While diminished foreign demand for U.S. government debt weighed on the Treasury market, the renewed interest among risk-adverse U.S. investors helped prop up Treasuries and bond-related ETFs.
According to the most recent Treasury data, foreign ownership of U.S. government debt has been falling since a peak of about 55% during the financial crisis in 2008 to below 40% in November for the first time since 2003, the Wall Street Journal reports.
China, the largest foreign creditor to the U.S., held as much as 14% of all outstanding Treasury debt back in 2011, but only currently owns a little more than 7% of U.S. debt.

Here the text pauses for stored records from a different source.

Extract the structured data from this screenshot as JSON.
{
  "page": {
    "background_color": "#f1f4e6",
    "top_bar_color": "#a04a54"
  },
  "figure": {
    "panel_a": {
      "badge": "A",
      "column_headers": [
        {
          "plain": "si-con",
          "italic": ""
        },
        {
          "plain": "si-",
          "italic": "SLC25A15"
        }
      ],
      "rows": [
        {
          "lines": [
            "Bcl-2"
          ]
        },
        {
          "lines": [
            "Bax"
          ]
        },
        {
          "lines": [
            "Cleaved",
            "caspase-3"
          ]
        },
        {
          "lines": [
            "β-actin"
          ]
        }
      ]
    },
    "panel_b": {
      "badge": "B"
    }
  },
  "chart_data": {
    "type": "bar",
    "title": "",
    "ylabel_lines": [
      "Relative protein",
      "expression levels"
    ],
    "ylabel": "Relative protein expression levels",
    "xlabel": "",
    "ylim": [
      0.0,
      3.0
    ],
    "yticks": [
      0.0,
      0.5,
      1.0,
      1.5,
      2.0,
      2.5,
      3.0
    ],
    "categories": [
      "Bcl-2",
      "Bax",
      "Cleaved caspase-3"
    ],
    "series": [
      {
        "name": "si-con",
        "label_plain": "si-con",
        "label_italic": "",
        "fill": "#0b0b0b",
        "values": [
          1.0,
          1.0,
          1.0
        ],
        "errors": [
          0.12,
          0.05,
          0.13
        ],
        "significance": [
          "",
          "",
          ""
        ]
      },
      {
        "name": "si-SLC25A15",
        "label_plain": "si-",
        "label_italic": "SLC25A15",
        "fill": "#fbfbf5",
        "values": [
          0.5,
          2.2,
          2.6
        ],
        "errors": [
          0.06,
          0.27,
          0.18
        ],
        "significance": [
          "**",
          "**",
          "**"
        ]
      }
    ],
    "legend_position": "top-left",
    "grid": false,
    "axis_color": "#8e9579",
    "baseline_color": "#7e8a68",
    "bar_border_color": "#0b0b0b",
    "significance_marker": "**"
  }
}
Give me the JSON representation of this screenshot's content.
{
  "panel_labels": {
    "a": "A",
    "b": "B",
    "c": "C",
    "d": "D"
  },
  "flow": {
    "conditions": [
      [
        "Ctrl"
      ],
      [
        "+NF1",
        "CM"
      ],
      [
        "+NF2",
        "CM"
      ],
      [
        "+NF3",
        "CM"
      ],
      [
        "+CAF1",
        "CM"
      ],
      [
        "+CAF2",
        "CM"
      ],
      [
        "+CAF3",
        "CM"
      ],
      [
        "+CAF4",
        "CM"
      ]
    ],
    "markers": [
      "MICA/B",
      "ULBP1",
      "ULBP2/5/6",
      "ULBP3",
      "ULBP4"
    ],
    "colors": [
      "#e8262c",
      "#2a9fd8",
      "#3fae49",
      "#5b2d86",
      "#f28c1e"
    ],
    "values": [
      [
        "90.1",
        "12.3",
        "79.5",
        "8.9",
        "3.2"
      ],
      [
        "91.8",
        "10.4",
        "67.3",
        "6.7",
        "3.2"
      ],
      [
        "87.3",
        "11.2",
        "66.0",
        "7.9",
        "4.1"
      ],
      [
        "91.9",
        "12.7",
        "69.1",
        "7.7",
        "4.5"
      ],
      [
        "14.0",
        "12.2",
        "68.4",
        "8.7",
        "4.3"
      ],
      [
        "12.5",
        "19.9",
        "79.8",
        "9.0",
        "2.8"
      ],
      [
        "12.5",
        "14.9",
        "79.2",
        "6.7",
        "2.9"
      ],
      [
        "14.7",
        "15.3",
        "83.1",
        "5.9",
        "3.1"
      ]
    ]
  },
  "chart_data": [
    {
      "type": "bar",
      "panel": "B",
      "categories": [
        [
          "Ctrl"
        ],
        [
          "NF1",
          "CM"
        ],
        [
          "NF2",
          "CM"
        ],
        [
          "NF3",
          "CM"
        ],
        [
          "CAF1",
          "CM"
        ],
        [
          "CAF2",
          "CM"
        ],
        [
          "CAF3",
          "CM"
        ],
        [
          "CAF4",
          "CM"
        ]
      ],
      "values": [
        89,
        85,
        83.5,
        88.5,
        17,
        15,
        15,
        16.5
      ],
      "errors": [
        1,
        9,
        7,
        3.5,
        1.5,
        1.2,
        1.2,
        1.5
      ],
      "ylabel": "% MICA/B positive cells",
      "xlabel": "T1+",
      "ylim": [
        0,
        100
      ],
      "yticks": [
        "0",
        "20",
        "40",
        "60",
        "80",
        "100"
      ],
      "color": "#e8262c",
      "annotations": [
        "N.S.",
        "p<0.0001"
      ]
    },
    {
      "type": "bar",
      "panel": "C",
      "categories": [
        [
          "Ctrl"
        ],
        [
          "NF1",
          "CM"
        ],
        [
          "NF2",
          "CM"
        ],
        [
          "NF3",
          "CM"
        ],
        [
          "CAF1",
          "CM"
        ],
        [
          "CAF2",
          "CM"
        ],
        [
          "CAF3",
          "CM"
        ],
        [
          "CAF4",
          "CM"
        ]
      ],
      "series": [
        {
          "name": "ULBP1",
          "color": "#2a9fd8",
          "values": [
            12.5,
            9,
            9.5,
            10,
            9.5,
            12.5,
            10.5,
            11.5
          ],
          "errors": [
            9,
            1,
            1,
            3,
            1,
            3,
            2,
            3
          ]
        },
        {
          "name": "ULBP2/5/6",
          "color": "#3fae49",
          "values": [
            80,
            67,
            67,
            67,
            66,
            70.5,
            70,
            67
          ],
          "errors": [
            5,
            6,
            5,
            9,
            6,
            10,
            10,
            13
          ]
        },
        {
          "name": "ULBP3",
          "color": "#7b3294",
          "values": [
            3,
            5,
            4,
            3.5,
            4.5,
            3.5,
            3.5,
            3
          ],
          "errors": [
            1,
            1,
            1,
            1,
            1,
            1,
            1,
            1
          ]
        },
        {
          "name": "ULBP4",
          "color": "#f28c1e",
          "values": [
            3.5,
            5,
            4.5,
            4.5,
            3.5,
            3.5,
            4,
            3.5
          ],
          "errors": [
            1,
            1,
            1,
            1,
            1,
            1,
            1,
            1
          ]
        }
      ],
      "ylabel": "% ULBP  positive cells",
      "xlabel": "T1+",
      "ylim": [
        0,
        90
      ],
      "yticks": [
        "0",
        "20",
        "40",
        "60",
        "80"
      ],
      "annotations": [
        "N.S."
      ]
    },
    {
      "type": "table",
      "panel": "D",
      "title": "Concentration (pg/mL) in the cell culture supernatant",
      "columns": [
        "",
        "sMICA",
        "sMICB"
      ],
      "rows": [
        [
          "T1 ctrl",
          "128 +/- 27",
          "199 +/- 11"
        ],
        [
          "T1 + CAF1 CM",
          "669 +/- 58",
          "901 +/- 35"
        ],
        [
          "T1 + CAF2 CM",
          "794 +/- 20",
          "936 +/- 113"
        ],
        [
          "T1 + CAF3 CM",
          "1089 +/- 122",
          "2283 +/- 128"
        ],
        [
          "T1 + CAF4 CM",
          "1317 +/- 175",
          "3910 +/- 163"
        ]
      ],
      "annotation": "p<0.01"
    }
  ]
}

Some observers have warned that government bond yields could jump if foreigners dumped U.S. debt holdings, which would in turn push up costs of other debt throughout the economy, like mortgages and business loans, hampering U.S. growth.
“The fears of the past were exaggerated,” Tony Rodriguez, who oversees taxable fixed-income investing at Nuveen, told the WSJ, adding that domestic investors could continue to buy a larger share of the government’s debt.
TLT ETF Attracts $2.2B Net Inflows
ETF investors have also exhibited a greater willingness to gain exposure to U.S. debt. For example, the iShares 20+ Year Treasury Bond ETF (NASDAQ: TLT) was among the most popular ETF plays so far this year, attracting $2.2 billion in net inflows year-to-date, according to XTF data.